Deep venous thrombosis (DVT) affects more than 2 million Americans per year. Post-phlebitic syndrome can affect 25-75% of patients following DVT and includes leg swelling, pain, skin changes and ulceration of the skin. This develops only in a subset of DVT patients, suggesting that thrombus resolution is critical in determining whether chronic venous obstruction and fibrosis will develop and lead to post-phlebitic syndrome. Matrix metalloproteinase (MMP) genes, critical to cell migration and tissue remodeling, are expressed and activated during thrombus resolution suggesting a critical role in this process. Their role in the pathogenesis of post-phlebitic syndrome will be defined with three Specific Aims: 1) To define the regions of the MMP-2 gene and cognate transcription factors critical to thrombus-induced MMP-2 expression, 2) To determine the role of MMP-2, MMP-9 and MMP-14 (MT-MMP-f) in DVT resolution and thrombus-induced vein wall fibrosis, 3) To determine if overexpression of MMP proteins (MMP-2, MMP-9 and MMP-14) accelerates DVT resolution and alters thrombus-induced vein wall fibrosis. A unique series of transgenic MMP-2 reporter mice will be used to determine which regions of the MMP-2 gene are essential for thrombus-induced MMP-2 transcription and chromatin immunoprecipitation will be used to identity the cognate transcription factors. Mice with targeted deletion of various MMP genes will be used to determine the role of these enzymes in thrombus recanalization, vein wall fibrosis and loss of vein wall compliance and elasticity using novel assays of mouse vein biomechanics.Tissue-specific transgenic overexpression of MMP-2, -14 and -9 as well as adenoviral vectors encoding these isoforms will be utilized to overexpress these proteins during thrombus resolution to determine resolution of DVT is accelerated and the effects on fibrosis and vein wall biomechanics.These studies will define the role of MMP proteins in the beneficial and detrimental aspects of thrombus resolution, and characterize potential molecular therapy to prevent post- phlebitic syndrome. RELEVANCE: This proposalwill determine how matrix metalloproteinase proteins cause scarring and thickening of veins after blood clots, which can cause later leg pain, swelling and ulcers. These studies will increase knowledge of how veins are damaged by clots and test new treatments to prevent this damage.

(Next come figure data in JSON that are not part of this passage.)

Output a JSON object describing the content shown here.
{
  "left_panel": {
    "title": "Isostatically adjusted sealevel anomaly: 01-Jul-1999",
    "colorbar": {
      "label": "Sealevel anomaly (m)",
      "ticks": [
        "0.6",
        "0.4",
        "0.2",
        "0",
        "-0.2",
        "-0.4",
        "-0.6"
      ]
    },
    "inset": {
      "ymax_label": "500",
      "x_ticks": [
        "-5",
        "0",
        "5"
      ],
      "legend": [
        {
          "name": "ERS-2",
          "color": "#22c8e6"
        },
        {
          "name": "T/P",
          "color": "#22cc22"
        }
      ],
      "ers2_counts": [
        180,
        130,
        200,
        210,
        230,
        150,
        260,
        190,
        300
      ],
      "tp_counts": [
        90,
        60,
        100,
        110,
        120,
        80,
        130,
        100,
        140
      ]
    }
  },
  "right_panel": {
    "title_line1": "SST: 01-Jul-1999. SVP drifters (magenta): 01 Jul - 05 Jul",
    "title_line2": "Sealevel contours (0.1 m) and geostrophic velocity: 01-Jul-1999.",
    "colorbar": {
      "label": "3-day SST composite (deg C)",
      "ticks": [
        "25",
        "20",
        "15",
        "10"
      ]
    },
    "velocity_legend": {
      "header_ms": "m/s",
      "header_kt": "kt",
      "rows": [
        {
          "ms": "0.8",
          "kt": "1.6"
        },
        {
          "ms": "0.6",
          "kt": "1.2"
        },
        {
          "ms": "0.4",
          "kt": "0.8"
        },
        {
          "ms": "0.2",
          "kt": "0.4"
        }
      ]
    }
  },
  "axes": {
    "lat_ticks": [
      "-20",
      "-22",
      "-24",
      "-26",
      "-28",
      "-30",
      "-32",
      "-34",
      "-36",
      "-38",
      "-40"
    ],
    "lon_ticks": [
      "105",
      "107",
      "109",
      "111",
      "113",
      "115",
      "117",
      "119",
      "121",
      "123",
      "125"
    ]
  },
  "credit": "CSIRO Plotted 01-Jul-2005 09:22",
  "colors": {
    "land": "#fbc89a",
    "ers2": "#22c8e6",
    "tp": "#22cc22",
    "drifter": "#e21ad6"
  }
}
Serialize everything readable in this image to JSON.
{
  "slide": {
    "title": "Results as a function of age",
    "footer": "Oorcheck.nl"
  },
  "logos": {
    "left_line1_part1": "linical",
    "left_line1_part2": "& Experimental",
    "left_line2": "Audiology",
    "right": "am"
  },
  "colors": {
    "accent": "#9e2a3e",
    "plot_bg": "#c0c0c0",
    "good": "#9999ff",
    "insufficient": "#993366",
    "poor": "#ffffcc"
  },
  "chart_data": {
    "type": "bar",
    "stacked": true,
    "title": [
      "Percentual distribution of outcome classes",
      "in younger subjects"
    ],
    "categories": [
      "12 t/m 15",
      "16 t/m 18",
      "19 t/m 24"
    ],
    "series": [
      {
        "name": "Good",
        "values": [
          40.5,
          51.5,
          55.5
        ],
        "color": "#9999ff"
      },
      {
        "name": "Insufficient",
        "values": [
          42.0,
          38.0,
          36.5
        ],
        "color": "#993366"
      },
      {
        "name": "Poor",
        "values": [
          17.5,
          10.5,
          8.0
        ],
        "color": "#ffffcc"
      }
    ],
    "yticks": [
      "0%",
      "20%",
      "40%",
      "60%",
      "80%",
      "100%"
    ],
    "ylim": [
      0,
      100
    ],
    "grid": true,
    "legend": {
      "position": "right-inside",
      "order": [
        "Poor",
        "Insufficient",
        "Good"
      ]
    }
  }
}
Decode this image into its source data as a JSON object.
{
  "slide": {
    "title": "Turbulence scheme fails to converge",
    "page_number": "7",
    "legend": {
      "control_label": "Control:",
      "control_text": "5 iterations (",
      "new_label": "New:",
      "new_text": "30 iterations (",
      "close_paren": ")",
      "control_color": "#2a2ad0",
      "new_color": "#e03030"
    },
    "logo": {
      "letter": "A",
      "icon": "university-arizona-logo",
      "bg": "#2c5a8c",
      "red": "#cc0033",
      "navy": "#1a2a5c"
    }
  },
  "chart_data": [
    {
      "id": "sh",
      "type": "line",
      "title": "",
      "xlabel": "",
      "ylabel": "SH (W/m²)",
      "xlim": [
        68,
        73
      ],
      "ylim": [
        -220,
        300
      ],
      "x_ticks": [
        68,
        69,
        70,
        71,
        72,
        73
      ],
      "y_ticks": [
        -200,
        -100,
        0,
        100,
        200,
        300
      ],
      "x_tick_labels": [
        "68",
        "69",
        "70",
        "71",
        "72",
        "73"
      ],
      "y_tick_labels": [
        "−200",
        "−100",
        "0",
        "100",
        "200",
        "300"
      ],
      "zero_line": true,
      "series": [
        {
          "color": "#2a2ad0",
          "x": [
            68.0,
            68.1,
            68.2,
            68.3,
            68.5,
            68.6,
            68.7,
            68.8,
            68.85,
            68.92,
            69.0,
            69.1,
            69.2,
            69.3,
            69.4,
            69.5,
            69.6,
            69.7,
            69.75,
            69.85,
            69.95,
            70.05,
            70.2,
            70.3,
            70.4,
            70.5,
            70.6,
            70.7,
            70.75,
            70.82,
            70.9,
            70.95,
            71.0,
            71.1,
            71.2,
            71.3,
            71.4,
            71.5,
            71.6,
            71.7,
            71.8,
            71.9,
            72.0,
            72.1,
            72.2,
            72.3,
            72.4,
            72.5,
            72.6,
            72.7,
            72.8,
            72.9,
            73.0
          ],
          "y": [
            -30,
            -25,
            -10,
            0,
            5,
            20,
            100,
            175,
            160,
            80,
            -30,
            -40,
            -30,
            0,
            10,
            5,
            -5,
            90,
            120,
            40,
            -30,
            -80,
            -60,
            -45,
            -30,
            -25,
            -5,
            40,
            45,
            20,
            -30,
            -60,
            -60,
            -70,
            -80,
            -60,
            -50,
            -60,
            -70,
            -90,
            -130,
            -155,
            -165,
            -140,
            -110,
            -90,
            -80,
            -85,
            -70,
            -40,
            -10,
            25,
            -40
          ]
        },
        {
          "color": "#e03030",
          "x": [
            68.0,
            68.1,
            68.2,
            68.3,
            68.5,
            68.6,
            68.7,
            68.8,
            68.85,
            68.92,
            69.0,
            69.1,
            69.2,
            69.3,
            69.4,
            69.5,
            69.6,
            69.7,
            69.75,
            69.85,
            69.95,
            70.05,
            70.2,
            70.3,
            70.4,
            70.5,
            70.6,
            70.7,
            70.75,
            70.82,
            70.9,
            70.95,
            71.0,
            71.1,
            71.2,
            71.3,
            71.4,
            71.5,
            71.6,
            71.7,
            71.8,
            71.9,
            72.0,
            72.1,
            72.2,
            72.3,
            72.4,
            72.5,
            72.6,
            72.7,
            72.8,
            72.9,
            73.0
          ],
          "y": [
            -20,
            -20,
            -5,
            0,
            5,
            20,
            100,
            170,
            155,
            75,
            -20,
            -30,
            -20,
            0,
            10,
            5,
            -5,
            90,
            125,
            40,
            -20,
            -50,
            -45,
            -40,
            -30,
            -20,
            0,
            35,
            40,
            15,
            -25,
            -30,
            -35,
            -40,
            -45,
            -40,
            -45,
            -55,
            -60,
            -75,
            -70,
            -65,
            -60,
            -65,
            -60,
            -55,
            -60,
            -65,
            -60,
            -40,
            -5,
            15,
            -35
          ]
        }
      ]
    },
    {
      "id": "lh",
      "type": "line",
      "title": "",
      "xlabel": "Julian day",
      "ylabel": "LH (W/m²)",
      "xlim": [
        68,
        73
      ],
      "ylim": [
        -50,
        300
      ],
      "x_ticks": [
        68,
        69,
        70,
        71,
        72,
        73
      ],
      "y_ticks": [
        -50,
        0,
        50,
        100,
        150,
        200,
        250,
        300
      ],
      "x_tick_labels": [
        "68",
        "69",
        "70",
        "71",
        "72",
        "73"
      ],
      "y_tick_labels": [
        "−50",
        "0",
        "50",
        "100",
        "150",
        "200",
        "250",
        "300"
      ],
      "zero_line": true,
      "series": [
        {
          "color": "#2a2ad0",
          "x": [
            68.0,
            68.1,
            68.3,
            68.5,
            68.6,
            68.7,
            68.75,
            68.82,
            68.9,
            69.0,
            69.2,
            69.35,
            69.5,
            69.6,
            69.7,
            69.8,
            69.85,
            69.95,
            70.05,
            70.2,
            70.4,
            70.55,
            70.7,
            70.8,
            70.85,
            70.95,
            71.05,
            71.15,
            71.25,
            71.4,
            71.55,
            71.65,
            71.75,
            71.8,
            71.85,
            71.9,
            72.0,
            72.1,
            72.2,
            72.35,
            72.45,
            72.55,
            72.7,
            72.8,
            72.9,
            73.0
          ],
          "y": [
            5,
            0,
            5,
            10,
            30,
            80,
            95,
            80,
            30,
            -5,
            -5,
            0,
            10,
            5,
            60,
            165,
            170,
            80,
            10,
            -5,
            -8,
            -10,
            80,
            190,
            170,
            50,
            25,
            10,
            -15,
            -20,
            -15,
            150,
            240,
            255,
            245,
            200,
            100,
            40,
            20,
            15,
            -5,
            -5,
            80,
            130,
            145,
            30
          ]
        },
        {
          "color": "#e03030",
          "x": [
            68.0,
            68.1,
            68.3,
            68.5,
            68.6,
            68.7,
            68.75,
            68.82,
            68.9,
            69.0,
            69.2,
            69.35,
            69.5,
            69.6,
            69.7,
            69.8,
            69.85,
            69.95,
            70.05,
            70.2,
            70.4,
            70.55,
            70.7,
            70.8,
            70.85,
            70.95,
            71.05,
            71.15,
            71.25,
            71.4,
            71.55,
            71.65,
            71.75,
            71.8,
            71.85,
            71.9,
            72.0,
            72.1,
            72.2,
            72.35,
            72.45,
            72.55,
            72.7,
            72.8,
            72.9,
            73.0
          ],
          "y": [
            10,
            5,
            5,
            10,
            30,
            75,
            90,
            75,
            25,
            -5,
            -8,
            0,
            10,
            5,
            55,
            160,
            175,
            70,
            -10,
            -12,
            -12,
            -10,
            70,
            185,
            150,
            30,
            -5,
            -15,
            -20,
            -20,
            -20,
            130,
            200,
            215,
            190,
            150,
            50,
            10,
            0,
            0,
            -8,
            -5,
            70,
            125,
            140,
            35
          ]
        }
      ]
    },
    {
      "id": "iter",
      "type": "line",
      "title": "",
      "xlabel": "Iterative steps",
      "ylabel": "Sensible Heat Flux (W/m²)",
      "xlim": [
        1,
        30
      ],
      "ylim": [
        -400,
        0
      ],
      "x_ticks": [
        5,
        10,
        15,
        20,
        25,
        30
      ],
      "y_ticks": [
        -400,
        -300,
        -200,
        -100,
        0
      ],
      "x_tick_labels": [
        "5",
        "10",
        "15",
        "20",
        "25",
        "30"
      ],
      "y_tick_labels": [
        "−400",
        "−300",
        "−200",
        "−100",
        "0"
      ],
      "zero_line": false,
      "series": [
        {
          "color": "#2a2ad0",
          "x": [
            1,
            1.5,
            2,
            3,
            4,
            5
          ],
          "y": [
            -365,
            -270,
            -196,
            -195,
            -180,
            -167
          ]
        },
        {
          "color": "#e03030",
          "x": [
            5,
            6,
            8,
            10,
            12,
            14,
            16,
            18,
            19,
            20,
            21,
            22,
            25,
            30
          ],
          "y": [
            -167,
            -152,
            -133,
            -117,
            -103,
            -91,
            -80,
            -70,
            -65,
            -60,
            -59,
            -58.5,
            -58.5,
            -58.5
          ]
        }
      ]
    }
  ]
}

深静脉血栓形成(DVT)每年影响200多万美国人。静脉炎后综合征 可影响25%-75%的DVT患者，包括腿部肿胀、疼痛、皮肤变化和溃疡 皮肤。这只发生在DVT患者的一小部分中，这表明血栓溶解在 确定慢性静脉阻塞和纤维化是否会发展并导致静脉炎后 综合症。基质金属蛋白酶(MMP)基因对细胞迁移和组织重塑至关重要 在血栓溶解过程中表达和激活，表明在这一过程中起着关键作用。他们在其中扮演的角色 静脉炎后综合征的发病机制有三个具体的目的：1)定义 血栓诱导的基质金属蛋白酶-2基因及其同源转录因子的区域 2)检测MMP2、MMP9和MMP14(MT-MMPf)在DVT消退中的作用； 血栓诱导的静脉壁纤维化，3)确定基质金属蛋白酶蛋白(基质金属蛋白酶-2、基质金属蛋白酶-9)是否过表达 和基质金属蛋白酶-14)加速DVT的分解，并改变血栓诱导的静脉壁纤维化。一系列独特的 将使用转基因的基质金属蛋白酶-2报告小鼠来确定基质金属蛋白酶-2基因的哪些区域是必需的 对于血栓诱导的基质金属蛋白酶-2转录和染色质免疫沉淀将用于鉴定 同源转录因子。靶向缺失各种基质金属蛋白酶基因的小鼠将被用来确定 这些酶在血栓再通、静脉壁纤维化和静脉壁顺应性丧失中的作用 使用新的小鼠静脉生物力学分析方法的弹性。组织特异性转基因过表达 基质金属蛋白酶-2、-14和-9以及编码这些异构体的腺病毒载体将被用来过表达 这些蛋白质在血栓溶解过程中决定了DVT的溶解速度是加速的，并且对 纤维化和静脉壁的生物力学。这些研究将确定基质金属蛋白酶蛋白在有益和 血栓溶解的不利方面，并表征潜在的分子治疗以防止后 静脉炎综合征。 相关性：这项提议将确定基质金属蛋白酶蛋白如何导致瘢痕形成和 血液凝块后血管变厚，这会导致后来的腿部疼痛、肿胀和溃疡。这些研究将 增加关于血栓如何损害静脉的知识，并测试新的治疗方法以防止这种损害。